The solution is to use the word boundary marker (\b).

The regular expression "red\b" (with an end of word marker) will prevent a match to "reddit".

The regular expression "\bred" (with a beginning of word marker) will prevent a match to "hundred".

You can combine both "\bred\b" to restrict it to both cases.

Note: you need to be careful when implementing this in Python. \b is actually the backspace character. So you will have to escape the backslash by using \\b instead, i.e. "\\bred\\b". Alternatively and preferably, use a Python raw string literal: r"\b" is equivalent to "\\b". Note the r before the quote.

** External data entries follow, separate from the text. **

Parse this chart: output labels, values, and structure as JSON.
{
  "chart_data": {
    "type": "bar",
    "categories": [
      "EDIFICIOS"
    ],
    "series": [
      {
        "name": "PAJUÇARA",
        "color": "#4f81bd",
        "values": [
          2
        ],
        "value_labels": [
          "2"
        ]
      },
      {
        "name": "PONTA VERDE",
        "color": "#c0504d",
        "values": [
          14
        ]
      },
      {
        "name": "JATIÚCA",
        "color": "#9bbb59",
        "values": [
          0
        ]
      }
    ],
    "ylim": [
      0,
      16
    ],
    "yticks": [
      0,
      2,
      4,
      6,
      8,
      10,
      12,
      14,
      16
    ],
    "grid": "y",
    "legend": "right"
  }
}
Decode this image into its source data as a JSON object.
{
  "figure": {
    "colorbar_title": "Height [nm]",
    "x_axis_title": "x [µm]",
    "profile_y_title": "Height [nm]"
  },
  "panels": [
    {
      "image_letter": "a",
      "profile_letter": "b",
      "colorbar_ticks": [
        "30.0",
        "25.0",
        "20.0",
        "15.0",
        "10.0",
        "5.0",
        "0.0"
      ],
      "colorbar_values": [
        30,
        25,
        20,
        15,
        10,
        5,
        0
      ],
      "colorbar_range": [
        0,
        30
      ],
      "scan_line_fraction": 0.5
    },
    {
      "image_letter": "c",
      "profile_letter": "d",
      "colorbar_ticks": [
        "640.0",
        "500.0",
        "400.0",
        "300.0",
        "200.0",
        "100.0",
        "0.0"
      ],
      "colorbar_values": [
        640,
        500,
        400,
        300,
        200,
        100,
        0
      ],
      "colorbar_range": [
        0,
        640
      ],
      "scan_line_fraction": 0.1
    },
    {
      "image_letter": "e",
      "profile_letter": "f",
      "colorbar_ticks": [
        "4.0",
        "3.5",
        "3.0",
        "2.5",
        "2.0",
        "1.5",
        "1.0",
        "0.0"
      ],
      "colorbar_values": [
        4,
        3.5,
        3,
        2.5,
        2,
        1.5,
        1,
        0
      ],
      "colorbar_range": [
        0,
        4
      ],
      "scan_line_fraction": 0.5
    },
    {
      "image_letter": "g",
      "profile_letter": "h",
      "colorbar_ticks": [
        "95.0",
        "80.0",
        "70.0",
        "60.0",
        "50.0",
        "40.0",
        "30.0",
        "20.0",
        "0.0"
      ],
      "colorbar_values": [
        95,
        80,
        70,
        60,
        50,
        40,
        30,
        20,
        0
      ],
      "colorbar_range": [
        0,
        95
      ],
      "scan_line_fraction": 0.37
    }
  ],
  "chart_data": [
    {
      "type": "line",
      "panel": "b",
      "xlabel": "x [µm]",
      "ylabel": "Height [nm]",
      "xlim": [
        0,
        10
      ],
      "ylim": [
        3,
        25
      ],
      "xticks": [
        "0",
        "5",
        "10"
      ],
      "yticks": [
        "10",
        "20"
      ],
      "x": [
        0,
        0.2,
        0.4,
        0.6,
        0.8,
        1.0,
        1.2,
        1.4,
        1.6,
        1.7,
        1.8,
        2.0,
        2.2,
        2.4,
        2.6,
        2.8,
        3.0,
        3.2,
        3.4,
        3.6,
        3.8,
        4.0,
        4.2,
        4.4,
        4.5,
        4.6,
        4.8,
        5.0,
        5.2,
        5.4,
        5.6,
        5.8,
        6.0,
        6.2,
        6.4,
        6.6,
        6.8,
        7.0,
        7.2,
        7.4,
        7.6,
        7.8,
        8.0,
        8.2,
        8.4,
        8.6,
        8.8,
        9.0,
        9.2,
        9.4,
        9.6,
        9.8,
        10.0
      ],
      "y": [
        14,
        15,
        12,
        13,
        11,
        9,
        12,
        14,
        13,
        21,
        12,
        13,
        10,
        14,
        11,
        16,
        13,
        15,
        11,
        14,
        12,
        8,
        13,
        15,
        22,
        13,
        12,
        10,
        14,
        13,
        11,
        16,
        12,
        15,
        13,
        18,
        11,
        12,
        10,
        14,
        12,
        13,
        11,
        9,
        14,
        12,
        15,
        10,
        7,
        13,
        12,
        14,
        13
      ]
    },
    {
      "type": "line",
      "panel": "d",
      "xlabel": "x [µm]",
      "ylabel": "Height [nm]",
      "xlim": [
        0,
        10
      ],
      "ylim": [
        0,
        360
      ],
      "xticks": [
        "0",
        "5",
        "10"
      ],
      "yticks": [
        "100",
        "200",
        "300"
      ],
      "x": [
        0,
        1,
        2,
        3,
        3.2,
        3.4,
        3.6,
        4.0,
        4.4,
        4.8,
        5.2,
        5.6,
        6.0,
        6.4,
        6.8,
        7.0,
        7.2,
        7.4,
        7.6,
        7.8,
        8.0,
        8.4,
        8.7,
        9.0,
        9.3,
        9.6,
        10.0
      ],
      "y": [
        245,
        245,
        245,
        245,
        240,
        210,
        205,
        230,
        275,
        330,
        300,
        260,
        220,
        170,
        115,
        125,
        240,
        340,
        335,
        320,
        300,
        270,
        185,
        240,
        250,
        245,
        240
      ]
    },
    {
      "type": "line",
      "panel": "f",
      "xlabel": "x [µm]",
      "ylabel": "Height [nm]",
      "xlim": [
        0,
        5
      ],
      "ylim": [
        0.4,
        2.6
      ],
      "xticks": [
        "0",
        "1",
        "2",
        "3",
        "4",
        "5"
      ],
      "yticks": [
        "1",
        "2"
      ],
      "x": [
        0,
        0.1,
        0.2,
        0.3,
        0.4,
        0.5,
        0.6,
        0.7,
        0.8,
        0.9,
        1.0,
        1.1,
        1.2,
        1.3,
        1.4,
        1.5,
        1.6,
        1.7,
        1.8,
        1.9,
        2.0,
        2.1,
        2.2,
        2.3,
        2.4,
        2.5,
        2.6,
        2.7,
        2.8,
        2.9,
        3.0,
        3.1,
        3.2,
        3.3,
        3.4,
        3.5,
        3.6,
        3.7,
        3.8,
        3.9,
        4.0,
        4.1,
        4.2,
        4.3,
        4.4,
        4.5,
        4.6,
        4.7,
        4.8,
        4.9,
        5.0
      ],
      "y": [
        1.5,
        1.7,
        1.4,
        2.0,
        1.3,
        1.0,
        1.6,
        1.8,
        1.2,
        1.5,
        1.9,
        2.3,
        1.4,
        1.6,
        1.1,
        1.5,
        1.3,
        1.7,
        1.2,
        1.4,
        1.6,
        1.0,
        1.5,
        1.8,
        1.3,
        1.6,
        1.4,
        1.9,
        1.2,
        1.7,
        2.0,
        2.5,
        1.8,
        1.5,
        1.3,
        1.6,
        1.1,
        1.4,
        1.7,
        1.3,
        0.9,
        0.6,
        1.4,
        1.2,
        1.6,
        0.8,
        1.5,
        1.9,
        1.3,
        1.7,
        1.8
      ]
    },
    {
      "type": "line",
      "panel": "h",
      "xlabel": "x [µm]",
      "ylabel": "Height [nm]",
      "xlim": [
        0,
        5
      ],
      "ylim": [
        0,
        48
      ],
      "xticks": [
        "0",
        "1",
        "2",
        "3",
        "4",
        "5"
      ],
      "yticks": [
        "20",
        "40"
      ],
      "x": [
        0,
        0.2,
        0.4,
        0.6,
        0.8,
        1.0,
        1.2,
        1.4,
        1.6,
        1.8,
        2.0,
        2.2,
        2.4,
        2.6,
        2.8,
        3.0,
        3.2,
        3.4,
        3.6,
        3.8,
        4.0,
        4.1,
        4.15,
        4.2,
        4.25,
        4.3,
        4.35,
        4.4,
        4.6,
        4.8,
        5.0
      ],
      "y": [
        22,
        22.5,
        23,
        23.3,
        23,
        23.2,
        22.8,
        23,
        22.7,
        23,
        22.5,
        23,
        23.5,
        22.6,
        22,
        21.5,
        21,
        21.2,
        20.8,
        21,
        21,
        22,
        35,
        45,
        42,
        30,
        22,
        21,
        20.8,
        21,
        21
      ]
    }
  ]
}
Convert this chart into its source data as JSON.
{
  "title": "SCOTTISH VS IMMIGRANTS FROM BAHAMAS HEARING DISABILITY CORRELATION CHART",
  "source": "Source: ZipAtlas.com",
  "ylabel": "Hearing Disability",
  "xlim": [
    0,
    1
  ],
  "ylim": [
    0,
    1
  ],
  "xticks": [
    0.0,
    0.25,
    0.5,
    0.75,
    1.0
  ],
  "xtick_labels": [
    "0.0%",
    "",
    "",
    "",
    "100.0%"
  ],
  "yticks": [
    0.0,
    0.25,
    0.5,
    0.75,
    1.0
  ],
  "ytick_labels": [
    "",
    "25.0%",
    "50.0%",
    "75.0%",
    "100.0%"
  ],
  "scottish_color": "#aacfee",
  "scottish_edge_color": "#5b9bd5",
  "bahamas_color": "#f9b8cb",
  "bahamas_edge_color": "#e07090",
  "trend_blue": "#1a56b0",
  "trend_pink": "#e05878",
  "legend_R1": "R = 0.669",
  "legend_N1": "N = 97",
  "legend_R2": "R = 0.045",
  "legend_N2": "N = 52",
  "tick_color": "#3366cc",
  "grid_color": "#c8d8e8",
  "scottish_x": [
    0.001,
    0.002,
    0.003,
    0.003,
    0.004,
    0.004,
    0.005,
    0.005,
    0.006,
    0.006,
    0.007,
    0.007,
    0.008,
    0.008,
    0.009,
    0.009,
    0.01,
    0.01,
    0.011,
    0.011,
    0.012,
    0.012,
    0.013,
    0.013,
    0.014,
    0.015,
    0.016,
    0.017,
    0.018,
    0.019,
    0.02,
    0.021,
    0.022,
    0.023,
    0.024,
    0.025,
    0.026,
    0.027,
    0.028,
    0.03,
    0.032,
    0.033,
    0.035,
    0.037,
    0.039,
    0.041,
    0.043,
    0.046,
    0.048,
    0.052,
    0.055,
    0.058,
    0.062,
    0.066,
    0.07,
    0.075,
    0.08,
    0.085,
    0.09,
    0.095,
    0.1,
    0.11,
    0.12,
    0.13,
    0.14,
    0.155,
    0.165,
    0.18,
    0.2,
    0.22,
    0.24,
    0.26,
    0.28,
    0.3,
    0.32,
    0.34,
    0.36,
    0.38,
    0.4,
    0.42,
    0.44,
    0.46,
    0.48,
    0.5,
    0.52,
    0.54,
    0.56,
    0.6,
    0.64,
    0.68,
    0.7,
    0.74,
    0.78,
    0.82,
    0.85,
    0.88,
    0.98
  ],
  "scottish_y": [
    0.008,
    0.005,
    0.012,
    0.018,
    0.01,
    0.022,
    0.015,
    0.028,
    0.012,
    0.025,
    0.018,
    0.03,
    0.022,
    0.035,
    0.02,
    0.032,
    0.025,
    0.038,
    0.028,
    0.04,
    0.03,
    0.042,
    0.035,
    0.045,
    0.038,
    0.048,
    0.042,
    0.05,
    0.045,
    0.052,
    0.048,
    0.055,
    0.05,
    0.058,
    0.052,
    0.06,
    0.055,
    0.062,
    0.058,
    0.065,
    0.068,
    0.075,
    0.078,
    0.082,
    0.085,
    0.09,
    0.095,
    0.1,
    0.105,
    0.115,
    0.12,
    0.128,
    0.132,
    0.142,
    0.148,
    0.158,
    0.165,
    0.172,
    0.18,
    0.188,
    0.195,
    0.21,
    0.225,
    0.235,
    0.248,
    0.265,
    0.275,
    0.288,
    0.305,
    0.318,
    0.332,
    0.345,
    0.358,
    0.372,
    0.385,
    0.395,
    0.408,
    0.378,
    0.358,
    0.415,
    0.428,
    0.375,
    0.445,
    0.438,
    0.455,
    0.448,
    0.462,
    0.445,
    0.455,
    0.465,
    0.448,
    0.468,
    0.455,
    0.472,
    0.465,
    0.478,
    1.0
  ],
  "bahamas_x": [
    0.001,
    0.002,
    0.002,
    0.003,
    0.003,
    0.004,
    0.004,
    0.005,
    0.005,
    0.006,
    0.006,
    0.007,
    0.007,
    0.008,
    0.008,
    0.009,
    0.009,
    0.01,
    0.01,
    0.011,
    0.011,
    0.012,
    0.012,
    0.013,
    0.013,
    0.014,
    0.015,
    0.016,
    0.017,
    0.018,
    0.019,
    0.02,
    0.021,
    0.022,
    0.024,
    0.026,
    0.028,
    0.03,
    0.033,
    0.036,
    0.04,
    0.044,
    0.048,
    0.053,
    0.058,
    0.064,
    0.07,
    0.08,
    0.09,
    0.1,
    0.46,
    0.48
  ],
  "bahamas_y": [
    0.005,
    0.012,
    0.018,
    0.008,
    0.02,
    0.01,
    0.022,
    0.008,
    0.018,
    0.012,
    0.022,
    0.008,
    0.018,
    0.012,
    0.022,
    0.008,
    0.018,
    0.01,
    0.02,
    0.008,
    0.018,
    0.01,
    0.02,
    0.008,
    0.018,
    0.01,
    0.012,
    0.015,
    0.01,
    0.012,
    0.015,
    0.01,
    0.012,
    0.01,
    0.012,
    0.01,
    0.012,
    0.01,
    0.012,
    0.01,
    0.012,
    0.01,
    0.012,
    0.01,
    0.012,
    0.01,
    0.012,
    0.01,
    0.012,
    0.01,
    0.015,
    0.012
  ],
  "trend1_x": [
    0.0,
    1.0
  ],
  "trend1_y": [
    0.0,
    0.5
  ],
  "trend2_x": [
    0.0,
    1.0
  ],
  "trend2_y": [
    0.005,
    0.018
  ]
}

>>> re.search("red", "A hundred reddit posts a day.")  # Matches red in hundred
<re.Match object; span=(6, 9), match='red'>
>>> re.search(r"\bred", "A hundred reddit posts a day.") # Matches red in reddit
<re.Match object; span=(10, 13), match='red'>
>>> re.search(r"red\b", "A hundred reddit posts a day.") # Matches red in hundred
<re.Match object; span=(6, 9), match='red'>
>>> re.search(r"\bred\b", "A hundred reddit posts a day.") # None
>>> re.search(r"\bred\b", "yellow, red, and blue")
<re.Match object; span=(8, 11), match='red'>

Notice that in the final example, the regular expression is smart enough to NOT treat the comma right after red as part of the word.